GMAI-MMBench: A Comprehensive Multimodal Evaluation Benchmark Towards General Medical AI
This addresses the need for better evaluation tools for medical AI researchers and developers, though it is incremental as it builds on existing benchmark concepts with broader scope.
The authors tackled the lack of comprehensive benchmarks for evaluating Large Vision-Language Models (LVLMs) in medical applications by developing GMAI-MMBench, a benchmark with data from 284 datasets across 38 image modalities, 18 tasks, 18 departments, and 4 perceptual granularities. Results showed that even advanced models like GPT-4o achieved only 53.96% accuracy, highlighting significant room for improvement.

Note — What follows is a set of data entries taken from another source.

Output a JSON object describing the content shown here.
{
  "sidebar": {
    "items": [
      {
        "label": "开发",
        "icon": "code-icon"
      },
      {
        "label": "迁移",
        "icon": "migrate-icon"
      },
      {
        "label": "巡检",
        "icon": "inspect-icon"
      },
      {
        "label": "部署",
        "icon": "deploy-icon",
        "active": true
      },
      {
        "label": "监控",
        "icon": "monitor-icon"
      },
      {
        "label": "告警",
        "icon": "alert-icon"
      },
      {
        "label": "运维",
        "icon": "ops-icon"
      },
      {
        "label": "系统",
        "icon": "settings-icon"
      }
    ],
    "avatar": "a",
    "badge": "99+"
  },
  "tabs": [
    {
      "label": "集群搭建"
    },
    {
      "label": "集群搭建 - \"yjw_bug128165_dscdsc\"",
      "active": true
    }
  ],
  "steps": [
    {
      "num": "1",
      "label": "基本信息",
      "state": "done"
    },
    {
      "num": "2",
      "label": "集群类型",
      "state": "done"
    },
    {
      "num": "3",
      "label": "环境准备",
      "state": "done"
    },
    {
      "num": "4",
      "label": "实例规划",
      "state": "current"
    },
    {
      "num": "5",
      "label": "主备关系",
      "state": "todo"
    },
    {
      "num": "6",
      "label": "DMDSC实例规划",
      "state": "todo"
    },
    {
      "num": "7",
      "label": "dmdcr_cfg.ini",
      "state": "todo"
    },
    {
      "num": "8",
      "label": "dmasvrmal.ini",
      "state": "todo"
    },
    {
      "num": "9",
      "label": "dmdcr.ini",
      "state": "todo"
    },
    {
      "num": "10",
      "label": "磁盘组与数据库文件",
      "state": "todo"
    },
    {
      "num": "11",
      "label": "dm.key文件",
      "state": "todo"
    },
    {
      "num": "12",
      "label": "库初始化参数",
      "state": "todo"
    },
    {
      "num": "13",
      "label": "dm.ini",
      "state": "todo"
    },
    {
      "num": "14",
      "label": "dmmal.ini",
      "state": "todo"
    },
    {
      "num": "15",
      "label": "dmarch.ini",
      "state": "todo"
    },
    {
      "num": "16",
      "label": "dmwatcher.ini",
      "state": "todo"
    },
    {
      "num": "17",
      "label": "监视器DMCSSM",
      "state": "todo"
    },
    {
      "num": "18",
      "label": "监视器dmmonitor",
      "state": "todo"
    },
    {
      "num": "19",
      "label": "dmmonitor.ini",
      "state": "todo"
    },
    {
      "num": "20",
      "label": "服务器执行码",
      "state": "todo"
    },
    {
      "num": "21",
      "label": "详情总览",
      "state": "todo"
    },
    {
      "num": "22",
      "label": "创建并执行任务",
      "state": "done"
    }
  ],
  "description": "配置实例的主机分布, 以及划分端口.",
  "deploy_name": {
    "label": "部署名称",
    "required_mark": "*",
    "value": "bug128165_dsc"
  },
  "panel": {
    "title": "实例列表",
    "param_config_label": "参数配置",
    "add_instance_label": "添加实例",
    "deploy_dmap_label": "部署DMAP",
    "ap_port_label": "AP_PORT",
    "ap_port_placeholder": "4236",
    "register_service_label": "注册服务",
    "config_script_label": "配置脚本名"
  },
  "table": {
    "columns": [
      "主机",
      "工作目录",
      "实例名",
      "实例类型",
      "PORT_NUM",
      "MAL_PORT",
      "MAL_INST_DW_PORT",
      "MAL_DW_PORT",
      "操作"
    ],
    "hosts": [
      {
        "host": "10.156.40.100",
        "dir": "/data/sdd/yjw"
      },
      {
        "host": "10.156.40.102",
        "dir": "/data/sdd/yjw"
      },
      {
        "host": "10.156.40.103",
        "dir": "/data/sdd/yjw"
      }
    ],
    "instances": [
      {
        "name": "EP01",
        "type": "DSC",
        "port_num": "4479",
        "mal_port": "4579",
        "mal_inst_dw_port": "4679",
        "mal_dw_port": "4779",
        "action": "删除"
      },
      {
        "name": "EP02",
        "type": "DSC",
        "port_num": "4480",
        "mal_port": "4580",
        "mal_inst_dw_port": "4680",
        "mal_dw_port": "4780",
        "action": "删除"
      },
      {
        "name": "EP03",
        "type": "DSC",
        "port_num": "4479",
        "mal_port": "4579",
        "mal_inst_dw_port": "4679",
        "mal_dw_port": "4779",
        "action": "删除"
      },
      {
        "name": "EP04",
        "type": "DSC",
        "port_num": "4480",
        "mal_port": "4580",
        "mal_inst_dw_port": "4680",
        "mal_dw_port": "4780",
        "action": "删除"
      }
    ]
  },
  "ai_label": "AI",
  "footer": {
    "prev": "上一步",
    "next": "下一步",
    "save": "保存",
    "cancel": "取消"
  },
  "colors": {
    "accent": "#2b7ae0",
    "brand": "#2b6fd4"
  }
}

Large Vision-Language Models (LVLMs) are capable of handling diverse data types such as imaging, text, and physiological signals, and can be applied in various fields. In the medical field, LVLMs have a high potential to offer substantial assistance for diagnosis and treatment. Before that, it is crucial to develop benchmarks to evaluate LVLMs' effectiveness in various medical applications. Current benchmarks are often built upon specific academic literature, mainly focusing on a single domain, and lacking varying perceptual granularities. Thus, they face specific challenges, including limited clinical relevance, incomplete evaluations, and insufficient guidance for interactive LVLMs. To address these limitations, we developed the GMAI-MMBench, the most comprehensive general medical AI benchmark with well-categorized data structure and multi-perceptual granularity to date. It is constructed from 284 datasets across 38 medical image modalities, 18 clinical-related tasks, 18 departments, and 4 perceptual granularities in a Visual Question Answering (VQA) format. Additionally, we implemented a lexical tree structure that allows users to customize evaluation tasks, accommodating various assessment needs and substantially supporting medical AI research and applications. We evaluated 50 LVLMs, and the results show that even the advanced GPT-4o only achieves an accuracy of 53.96%, indicating significant room for improvement. Moreover, we identified five key insufficiencies in current cutting-edge LVLMs that need to be addressed to advance the development of better medical applications. We believe that GMAI-MMBench will stimulate the community to build the next generation of LVLMs toward GMAI.